TALLAHASSEE, Fla. (AP) — Florida lawmakers advanced a proposal Thursday that would bar life insurers from using information from commercially available genetic tests to deny policies or set premiums based on markers that might be discovered through DNA home kits.

The effort comes amid the booming popularity of heavily marketed genetic testing and the rising concerns from privacy groups and lawmakers.

While federal law already prevents health insurers from refusing medical coverage to Americans with congenital health conditions and accessing a patient's genetic code, the Florida proposal would extend protections to those seeking life insurance based on genetic testing.

On Thursday, a state House committee unanimously endorsed a proposal that is sponsored by a key Republican, Rep. Chris Sprowls, who is in line to become the next Florida House Speaker.

“This bill is about genetic privacy,” Sprowls told his chamber's Health and Human Services Committee.

“What this bill does not do is prohibit access by a life insurer to a medical diagnosis,” Sprowls said. "It does however prohibit them from gaining access to one's genetic code."

Sprowls noted that having a genetic marker for a medical condition does not necessarily mean that an individual will develop that disease.

The proliferation of companies marketing genetic home kits has allowed consumers to gain insights about their ancestry and genetic risks for certain ailments, although the accuracy of over-the-counter tests has come under scrutiny.
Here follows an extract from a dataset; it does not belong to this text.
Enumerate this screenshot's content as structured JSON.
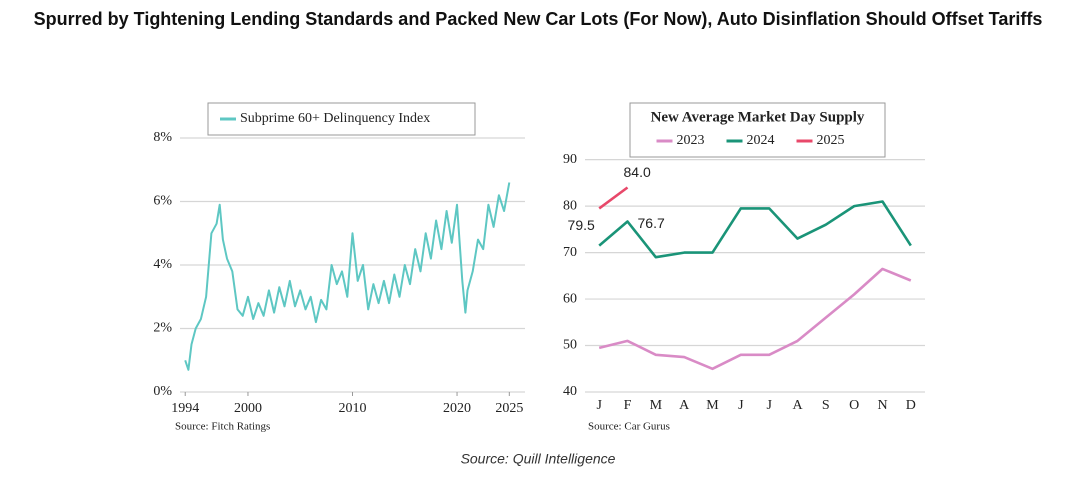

By the end of 2018, more than 26 million consumers contributed to the growing DNA databases being amassed by the country's four largest commercial genetic testing companies, according to statistics compiled by MIT Technology Review. By the end of 2020, that number could grow to more than 100 million people.

Ethicists and consumer watchdogs have raised alarm about how the information could be used by consumers themselves but also by genetic testing companies — particularly if the information they collect is shared with law enforcement or sold commercially to third-parties, such as insurers.

The Florida bill would prohibit issuers of life insurance, disability insurance and long-term care insurance from canceling, limiting or denying coverage — and setting different premiums — based on information gathered exclusively from personal genetic information and not through a doctor's diagnosis.

The bill also bars insurers from asking or compelling a consumer for genetic information.